User www Group www AddHandler cgi-script .cgi AccessFileName .htaccess <FilesMatch "^\.ht"> Require all denied </FilesMatch> <Directory /> Options FollowSymLinks AllowOverride None Require all denied </Directory>
Place a ".htaccess" file with the following content in the directory where "bbb_manage.cgi" is installed to ensure that only authenticated users can access it. Since Basic authentication used here transmits the password in plain text, always operate the server with SSL (HTTPS).
<Files "bbb_manage.cgi"> AuthType Basic AuthName "Private" AuthUserFile /home/www/.htpasswd Require valid-user </Files>
To create a password file, execute the following command.
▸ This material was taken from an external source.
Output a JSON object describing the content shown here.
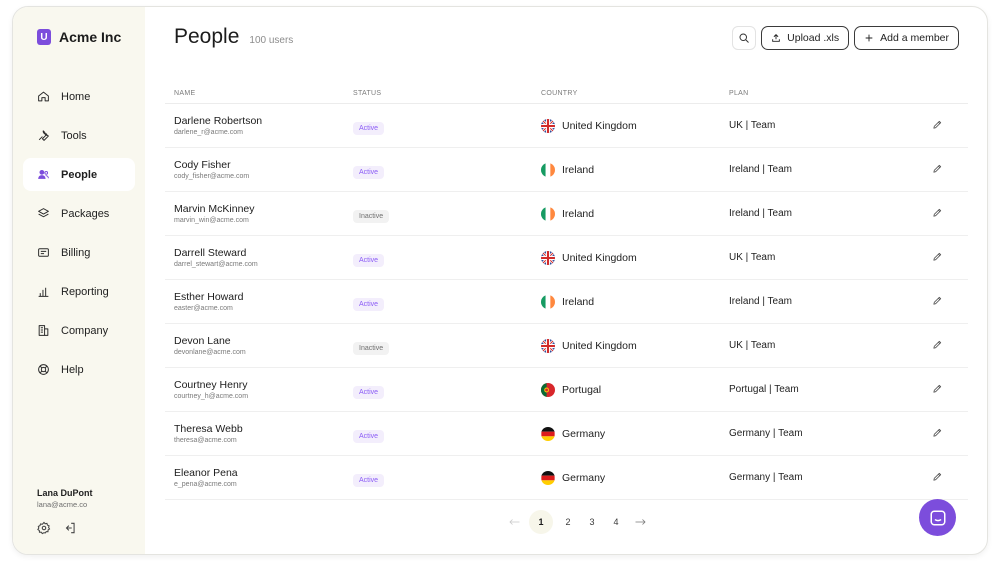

This saves the password for the authentication user "admin" in "/home/www/.htpasswd". You will be prompted for the password string when executing the command.
$ sudo -u www htpasswd -c /home/www/.htpasswd admin
The concept is the same for web servers other than Apache2. The idea is to use a dedicated user for the web server, enable CGI execution, set up access control for each directory, and apply authentication-based access control to "bbb_manage.cgi".
Data Backup
This is not limited to file management via the web, but in system management, unexpected events such as operational mistakes and hardware failures always occur. Therefore, for the heaven's sake, you should take backups regularly. Since BikiBikiBob data is composed of normal files, the backup process is extremely simple. You can bundle the contents of the target directory into a tar.gz file and transfer it somewhere. If you feel that's troublesome, simply transfer it with a single command using scp or sftp.
If the data is safe to be publicly shared, you can manage it as a repository on GitHub. You can manage files normally via SSH or the web UI, and commit all differences at a convenient stopping point.
$ cd /home/mikio/myblog $ git add input/*.art $ git rm $(git ls-files input --deleted) $ git add data/* $ git rm $(git ls-files data --deleted) $ git commit -m "periodical update." $ git push
Since the IP address of the poster is written in the comment files, uploading them to GitHub as-is might cause problems. If you dare to manage them on GitHub, it's safer to create data with dummy IP addresses and upload that.
$ mkdir -p comment-annon $ rm -f comment-annon/*.cmt $ ls comment/*.cmt | sort | while read old_file do new_file="comment-annon/$(basename $old_file)" sed -e 's/^\(.*\)\t\(.*\)\t\(.*\)\t\(.*\)$/\1\t-\t\3\t\4/' "$old_file" > "$new_file" done $ git add comment-annon/*.cmt $ git commit -m "periodical comment update." $ git push
If you make the series of commands into a shell script, backups can be completed with a single command. The significant advantage is that you don't need to prepare a separate storage environment for backups.